Катя здесь с Сережей в отдельной палате. У Сережи образовалась хорошая компания: еще два мальчика погодка его возраста отдыхают со своей мамой, так он к ним прибился. Катя видит его только в столовой да в их комнатке, где они спят. Катерину это, конечно, устраивает: свобода полная! Правда, она часто берет Сережу с нами на пляж, но ему скучновато, и он рвется к своим новым друзьям.

Катя все время в толпе поклонников, к которым присоединились и мои друзья. Это меня немного раздражает: сама меня приучила к своему вниманию, а теперь мной пренебрегает! Она совсем не обращает на меня внимания. Да еще этот генерал… Что-то они часто с ним прогуливаются вместе. Правда, Сережа всегда с ними. Но я-то Катерину знаю! Она мастер! Вон Михаил десять лет ни о чем не догадывается. А может, все знает, да плюнул?



Катерина. 1945, 19 июля

Михаил послал нас с Сергеем на Кавказ в дом отдыха

Военно-воздушной академии. Хотел послать в Крым, но я уговорила его, чтобы он послал нас на Кавказ, куда собралась большая группа слушателей академии – друзей Павла. Все же



в компании веселее. Он согласился со мной, хотя, по-моему, был не совсем доволен. Я все думаю, не поговорила ли с ним мама из желания сделать всем добро? Вечно родители во все лезут! Я уж скоро сама бабушкой стану, а меня все учат уму– разуму!
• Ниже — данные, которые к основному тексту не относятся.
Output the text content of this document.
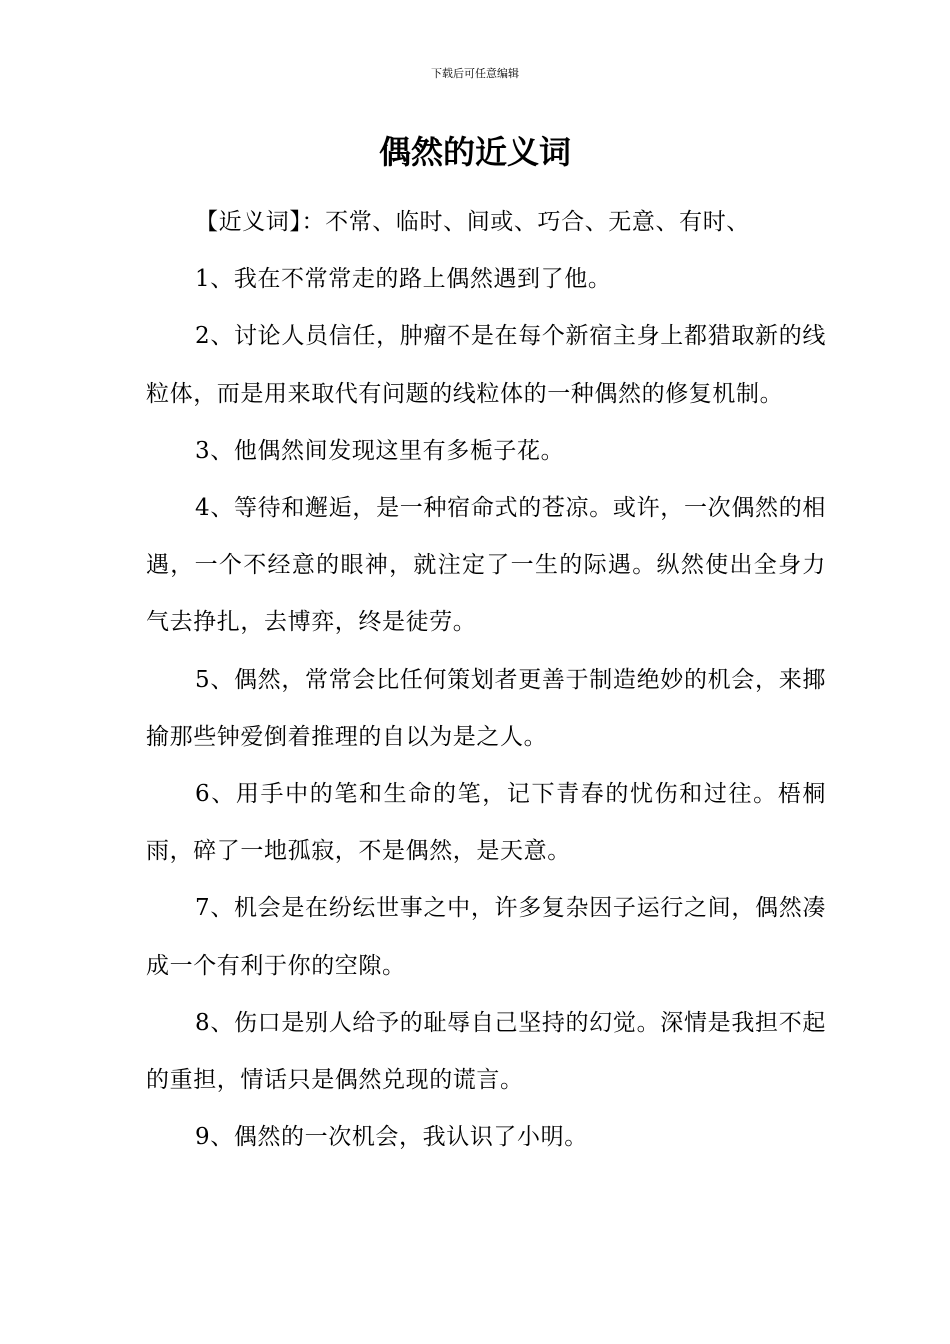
下载后可任意编辑
偶然的近义词

【近义词】：不常、临时、间或、巧合、无意、有时、

1、我在不常常走的路上偶然遇到了他。

2、讨论人员信任，肿瘤不是在每个新宿主身上都猎取新的线粒体，而是用来取代有问题的线粒体的一种偶然的修复机制。

3、他偶然间发现这里有多栀子花。

4、等待和邂逅，是一种宿命式的苍凉。或许，一次偶然的相遇，一个不经意的眼神，就注定了一生的际遇。纵然使出全身力气去挣扎，去博弈，终是徒劳。

5、偶然，常常会比任何策划者更善于制造绝妙的机会，来揶揄那些钟爱倒着推理的自以为是之人。

6、用手中的笔和生命的笔，记下青春的忧伤和过往。梧桐雨，碎了一地孤寂，不是偶然，是天意。

7、机会是在纷纭世事之中，许多复杂因子运行之间，偶然凑成一个有利于你的空隙。

8、伤口是别人给予的耻辱自己坚持的幻觉。深情是我担不起的重担，情话只是偶然兑现的谎言。

9、偶然的一次机会，我认识了小明。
Когда мы приехали в Чимитку то в столовой нам с Сережей долго не могли найти, где нас посадить. Тогда один симпатичный солидный уже человек, который сидел один за столом предложил нам подсесть к нему. Он представился по имени, кивнув как-то по-военному головой, потом отодвинул мой стул, чтобы мне было удобнее сесть, затем усадил и Сережку. Оказалось, что это известный в академии профессор

– генерал Георгий Удальцов.

Вот уже больше недели, как мы знакомы: встречаемся за столом по три раза в день. Иногда он подходит к нашей компании на пляже. Все приятели Павла сначала вскакивали, как по команде, но он им строго запретил это делать: "Здесь, на отдыхе, правила, как в бане – нет ни рядовых, ни генералов! Все без лампасов и без золотых погон."

Частенько мы с пляжа ходим с ним вместе, порой выбирая не самый короткий путь. Мне кажется, что я ему нравлюсь. Он очень рассказывает о своей очень интересной и насыщенной жизни. Он воевал, у него куча орденов, только что Героя Советского Союза нет. Командовал он на фронте, кажется, авиаполком. Правда, генерала он получил уже после войны, когда его назначили начальником факультета в Военно-воздушной академии.

Он меня очаровал!.. Вот это настоящий мужчина! За ним, наверное, как за каменной стеной! Что еще нужно женщине? А каков он сам: подстать своей фамилии! Брови как крылья, волос вороной, фигура статная. Ему, он мне сказал, исполнилось пятьдесят, то есть он ровесник моей мамы. Но когда он стоит рядом со всеми этими петями– олегами, то он выглядит, как хороший спортсмен среди школьников.

Фронтовой офицер, а играет на пианино так, что даже

Олег при нем тушуется. Читает на трех языках – немецком,



французском и английский, на немецком свободно говорит.

Пишет смешные эпиграммы, неплохо рисует.

Оказывается он хорошо знает моего Михаила, хотя тот работает и на другом факультете. Отзывался о нем, как об очень перспективном ученом.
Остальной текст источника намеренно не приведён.